Curare chi si ammala è un 'prendersi cura', una categoria delle relazioni umane che è oggi al centro dell'attenzione del mondo

L'epidemia causata dal coronavirus ci sta costringendo a rivedere e modificare - e in alcune zone dell'Italia anche a sospendere - comportamenti, consumi, organizzazione della vita quotidiana. Il fatto che sia la prima epidemia al tempo dei social media costituisce una novità di non poco conto rispetto alla velocità con cui informazioni, vere e false, si propagano amplificando paure e reazioni.

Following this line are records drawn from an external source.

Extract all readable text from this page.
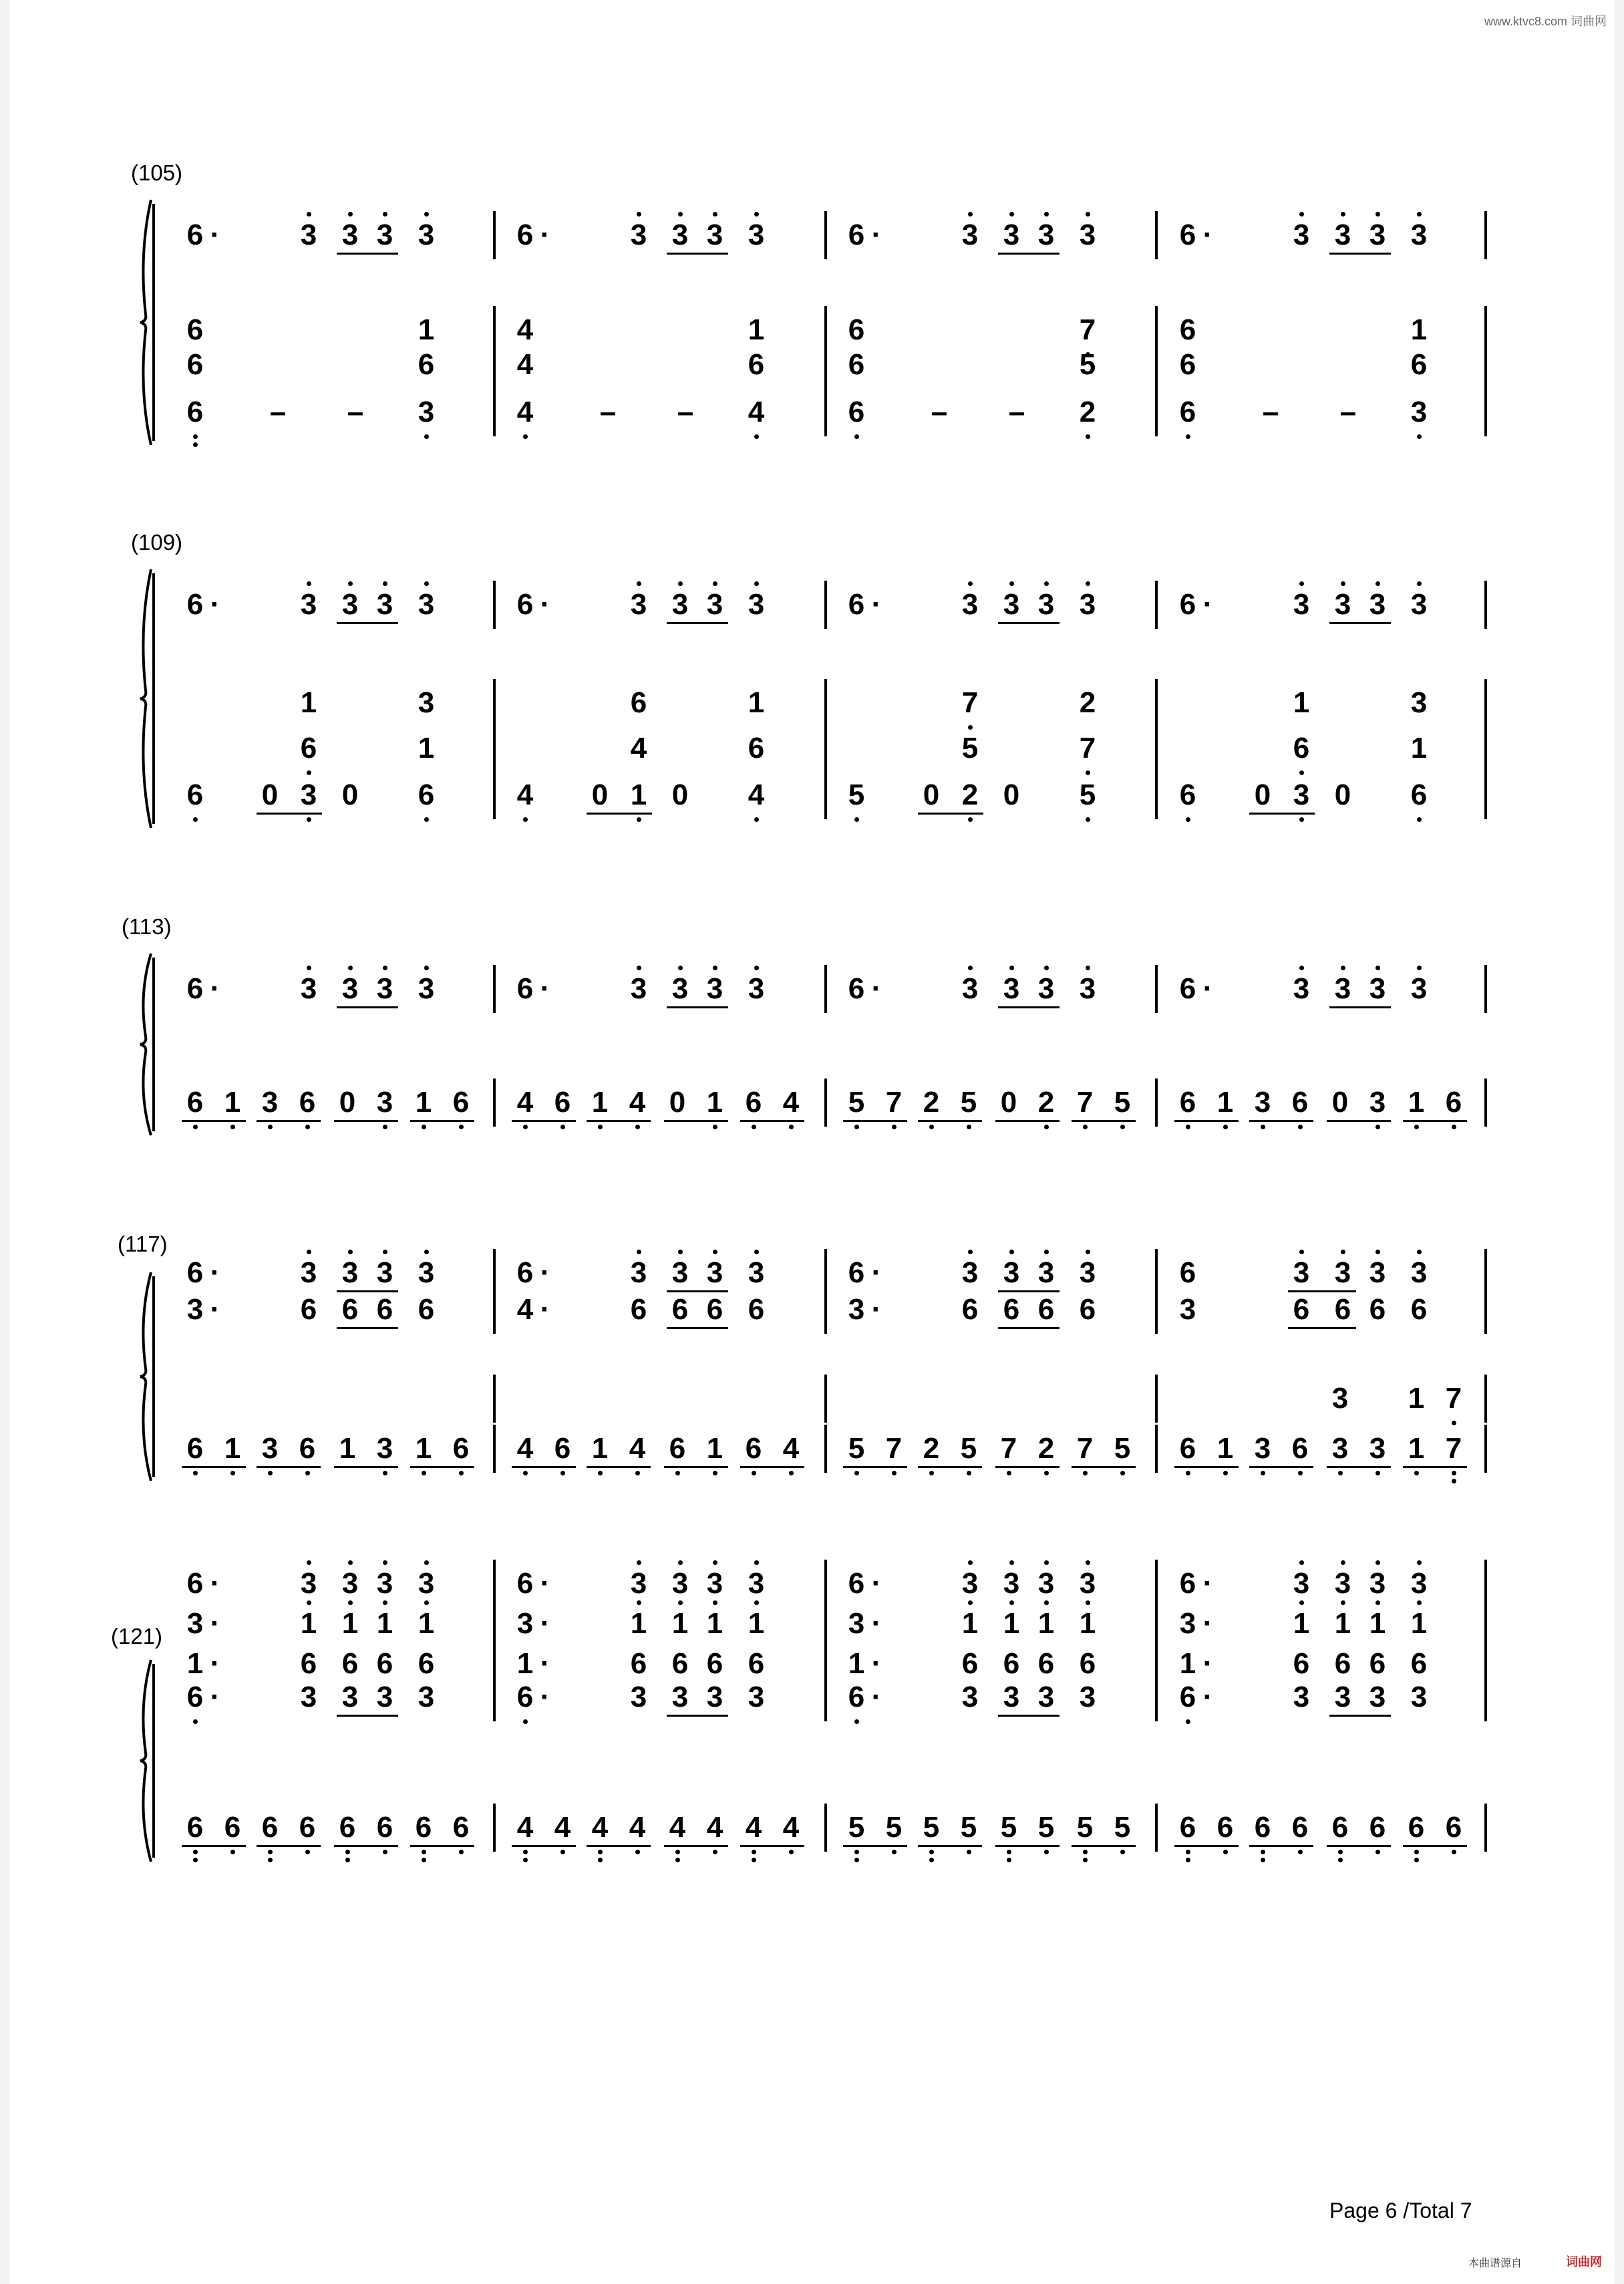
www.ktvc8.com 词曲网
(105)
6 ·	3 3 3 3	6 ·	3 3 3 3	6 ·	3 3 3 3	6 ·	3 3 3 3
6	1	4	1	6	7	6	1
6	6	4	6	6	5	6	6
6	–	–	3	4	–	–	4	6	–	–	2	6	–	–	3
(109)
6 ·	3 3 3 3	6 ·	3 3 3 3	6 ·	3 3 3 3	6 ·	3 3 3 3
1	3	6	1	7	2	1	3
6	1	4	6	5	7	6	1
6	0 3 0	6	4	0 1 0	4	5	0 2 0	5	6	0 3 0	6
(113)
6 ·	3 3 3 3	6 ·	3 3 3 3	6 ·	3 3 3 3	6 ·	3 3 3 3
6 1 3 6 0 3 1 6	4 6 1 4 0 1 6 4	5 7 2 5 0 2 7 5	6 1 3 6 0 3 1 6
(117)
6 ·	3 3 3 3	6 ·	3 3 3 3	6 ·	3 3 3 3	6	3 3 3 3
3 ·	6 6 6 6	4 ·	6 6 6 6	3 ·	6 6 6 6	3	6 6 6 6
3	1 7
6 1 3 6 1 3 1 6	4 6 1 4 6 1 6 4	5 7 2 5 7 2 7 5	6 1 3 6 3 3 1 7
(121)
6 ·	3 3 3 3	6 ·	3 3 3 3	6 ·	3 3 3 3	6 ·	3 3 3 3
3 ·	1 1 1 1	3 ·	1 1 1 1	3 ·	1 1 1 1	3 ·	1 1 1 1
1 ·	6 6 6 6	1 ·	6 6 6 6	1 ·	6 6 6 6	1 ·	6 6 6 6
6 ·	3 3 3 3	6 ·	3 3 3 3	6 ·	3 3 3 3	6 ·	3 3 3 3
6 6 6 6 6 6 6 6	4 4 4 4 4 4 4 4	5 5 5 5 5 5 5 5	6 6 6 6 6 6 6 6
Page 6 /Total 7
本曲谱源自	词曲网
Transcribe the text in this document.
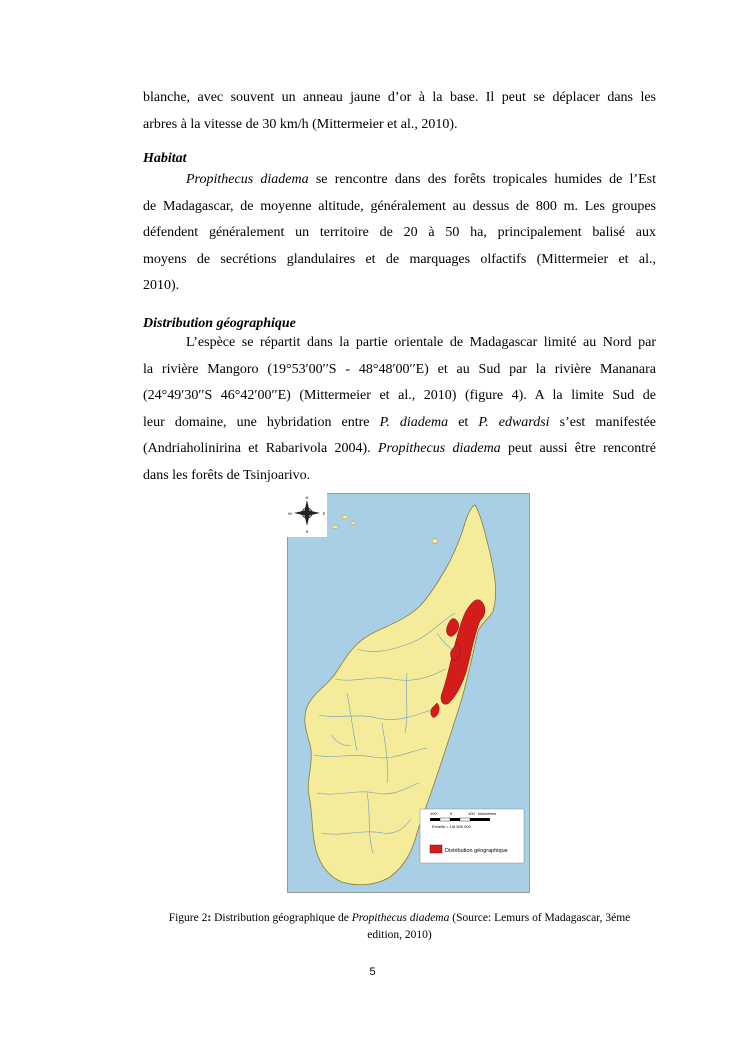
blanche, avec souvent un anneau jaune d’or à la base. Il peut se déplacer dans les
arbres à la vitesse de 30 km/h (Mittermeier et al., 2010).
Habitat
Propithecus diadema se rencontre dans des forêts tropicales humides de l’Est
de Madagascar, de moyenne altitude, généralement au dessus de 800 m. Les groupes
défendent généralement un territoire de 20 à 50 ha, principalement balisé aux
moyens de secrétions glandulaires et de marquages olfactifs (Mittermeier et al.,
2010).
Distribution géographique
L’espèce se répartit dans la partie orientale de Madagascar limité au Nord par
la rivière Mangoro (19°53′00′′S - 48°48′00′′E) et au Sud par la rivière Mananara
(24°49′30′′S 46°42′00′′E) (Mittermeier et al., 2010) (figure 4). A la limite Sud de
leur domaine, une hybridation entre P. diadema et P. edwardsi s’est manifestée
(Andriaholinirina et Rabarivola 2004). Propithecus diadema peut aussi être rencontré
dans les forêts de Tsinjoarivo.
N
S
E
W
100	0	100 kilomètres
Echelle = 1/8 500 000
Distribution géographique
Figure 2: Distribution géographique de Propithecus diadema (Source: Lemurs of Madagascar, 3éme
edition, 2010)
5
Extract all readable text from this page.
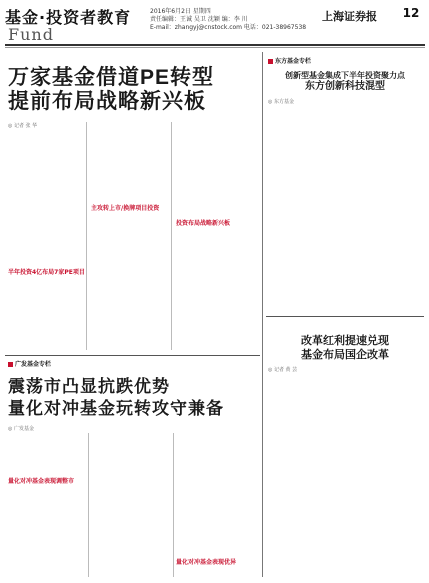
基金·投资者教育
Fund
2016年6月2日 星期四
责任编辑：王诚 吴卫 沈颖 编：李 川
E-mail：zhangyj@cnstock.com 电话：021-38967538
上海证券报 12
万家基金借道PE转型
提前布局战略新兴板
◎ 记者 张 华
半年投资4亿布局7家PE项目
主攻转上市/换牌项目投资
投资布局战略新兴板
东方基金专栏
创新型基金集成下半年投资聚力点
东方创新科技混型
◎ 东方基金
改革红利提速兑现
基金布局国企改革
◎ 记者 黄 芸
广发基金专栏
震荡市凸显抗跌优势
量化对冲基金玩转攻守兼备
◎ 广发基金
量化对冲基金表现调整市
量化对冲基金表现优异
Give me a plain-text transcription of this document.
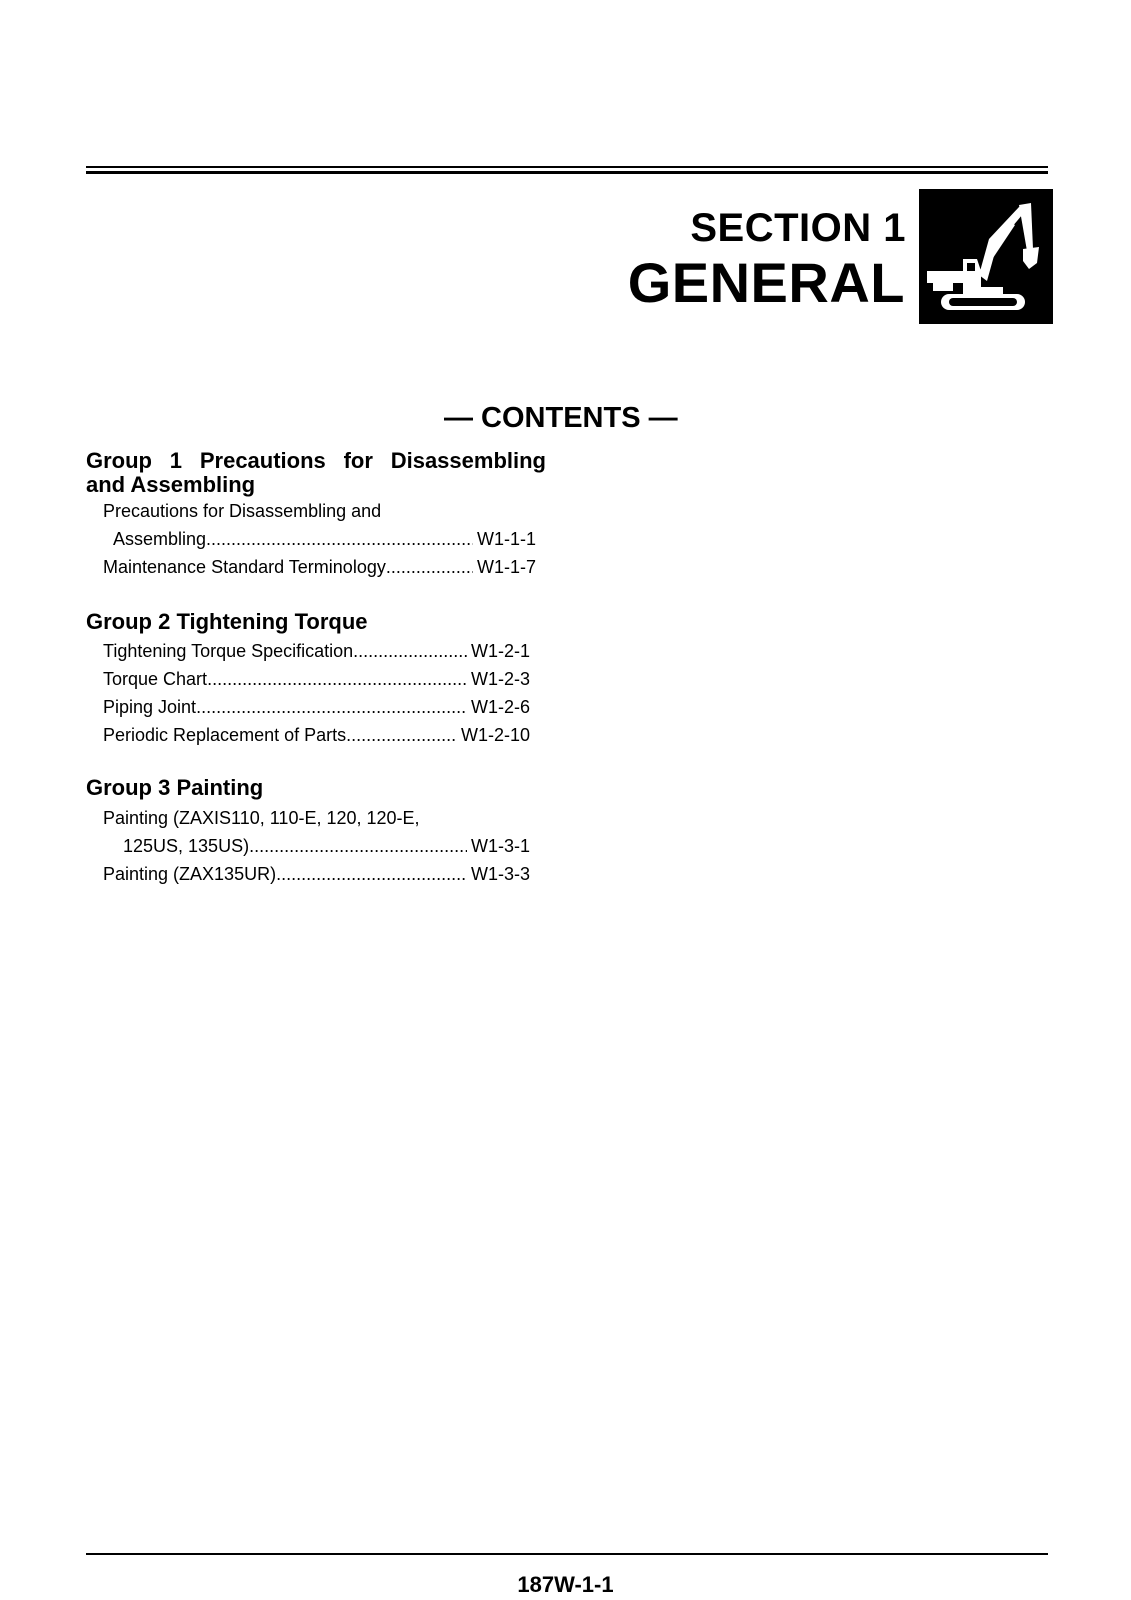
SECTION 1
GENERAL
— CONTENTS —
Group 1 Precautions for Disassembling
and Assembling
Precautions for Disassembling and
Assembling .....	W1-1-1
Maintenance Standard Terminology .....	W1-1-7
Group 2 Tightening Torque
Tightening Torque Specification .....	W1-2-1
Torque Chart .....	W1-2-3
Piping Joint .....	W1-2-6
Periodic Replacement of Parts .....	W1-2-10
Group 3 Painting
Painting (ZAXIS110, 110-E, 120, 120-E,
125US, 135US) .....	W1-3-1
Painting (ZAX135UR) .....	W1-3-3
187W-1-1
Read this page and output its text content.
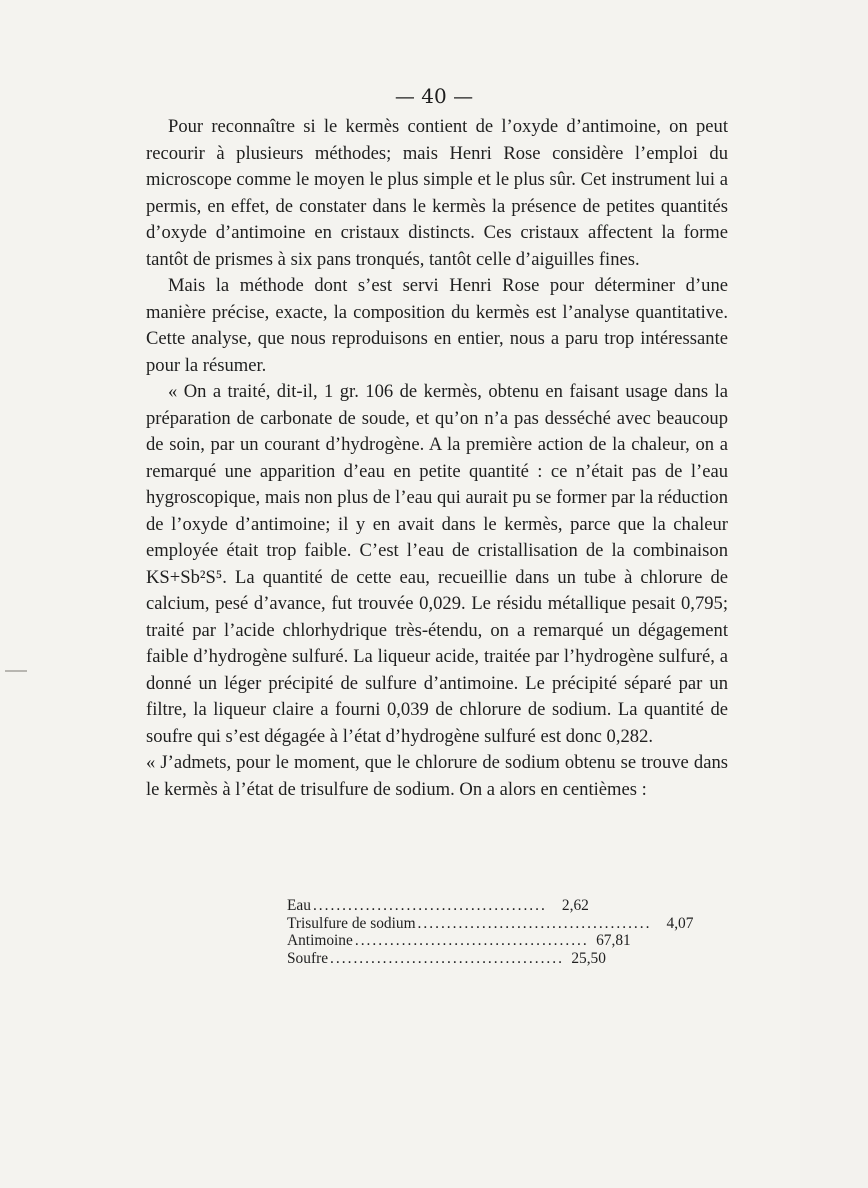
— 40 —

Pour reconnaître si le kermès contient de l’oxyde d’antimoine, on peut recourir à plusieurs méthodes; mais Henri Rose considère l’emploi du microscope comme le moyen le plus simple et le plus sûr. Cet instrument lui a permis, en effet, de constater dans le kermès la présence de petites quantités d’oxyde d’antimoine en cristaux distincts. Ces cristaux affectent la forme tantôt de prismes à six pans tronqués, tantôt celle d’aiguilles fines.

Mais la méthode dont s’est servi Henri Rose pour déterminer d’une manière précise, exacte, la composition du kermès est l’analyse quantitative. Cette analyse, que nous reproduisons en entier, nous a paru trop intéressante pour la résumer.

« On a traité, dit-il, 1 gr. 106 de kermès, obtenu en faisant usage dans la préparation de carbonate de soude, et qu’on n’a pas desséché avec beaucoup de soin, par un courant d’hydrogène. A la première action de la chaleur, on a remarqué une apparition d’eau en petite quantité : ce n’était pas de l’eau hygroscopique, mais non plus de l’eau qui aurait pu se former par la réduction de l’oxyde d’antimoine; il y en avait dans le kermès, parce que la chaleur employée était trop faible. C’est l’eau de cristallisation de la combinaison KS+Sb²S⁵. La quantité de cette eau, recueillie dans un tube à chlorure de calcium, pesé d’avance, fut trouvée 0,029. Le résidu métallique pesait 0,795; traité par l’acide chlorhydrique très-étendu, on a remarqué un dégagement faible d’hydrogène sulfuré. La liqueur acide, traitée par l’hydrogène sulfuré, a donné un léger précipité de sulfure d’antimoine. Le précipité séparé par un filtre, la liqueur claire a fourni 0,039 de chlorure de sodium. La quantité de soufre qui s’est dégagée à l’état d’hydrogène sulfuré est donc 0,282.

« J’admets, pour le moment, que le chlorure de sodium obtenu se trouve dans le kermès à l’état de trisulfure de sodium. On a alors en centièmes :

Eau ........................................ 2,62
Trisulfure de sodium ........................................ 4,07
Antimoine ........................................ 67,81
Soufre ........................................ 25,50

L'incertezza è un sentimento diffuso: sui tempi (quanto durerà l'epidemia e l'emergenza?), sulle cure (arriverà un vaccino?), sugli effetti (effetti negativi sull'economia e sulle abitudini ormai consolidate come, per esempio, la possibilità di viaggiare liberamente), sulle scelte da fare e sul loro impatto nel presente e nel futuro prossimo. Ci domandiamo se questa epidemia sia destinata ad incidere in modo più profondo nella percezione di noi stessi/e nel mondo e sentiamo la necessità di soffermarci su alcuni aspetti con la professoressa Luisella Battaglia, professoressa di Filosofia Morale all'Università di Genova, componente del Comitato Nazionale di Bioetica e fondatrice dell'Istituto Italiano di Bioetica. Sarà un piccolo ciclo di brevi interviste che si soffermeranno su temi specifici che l'epidemia pone in evidenza. Iniziamo dal tema del PRENDERSI CURA.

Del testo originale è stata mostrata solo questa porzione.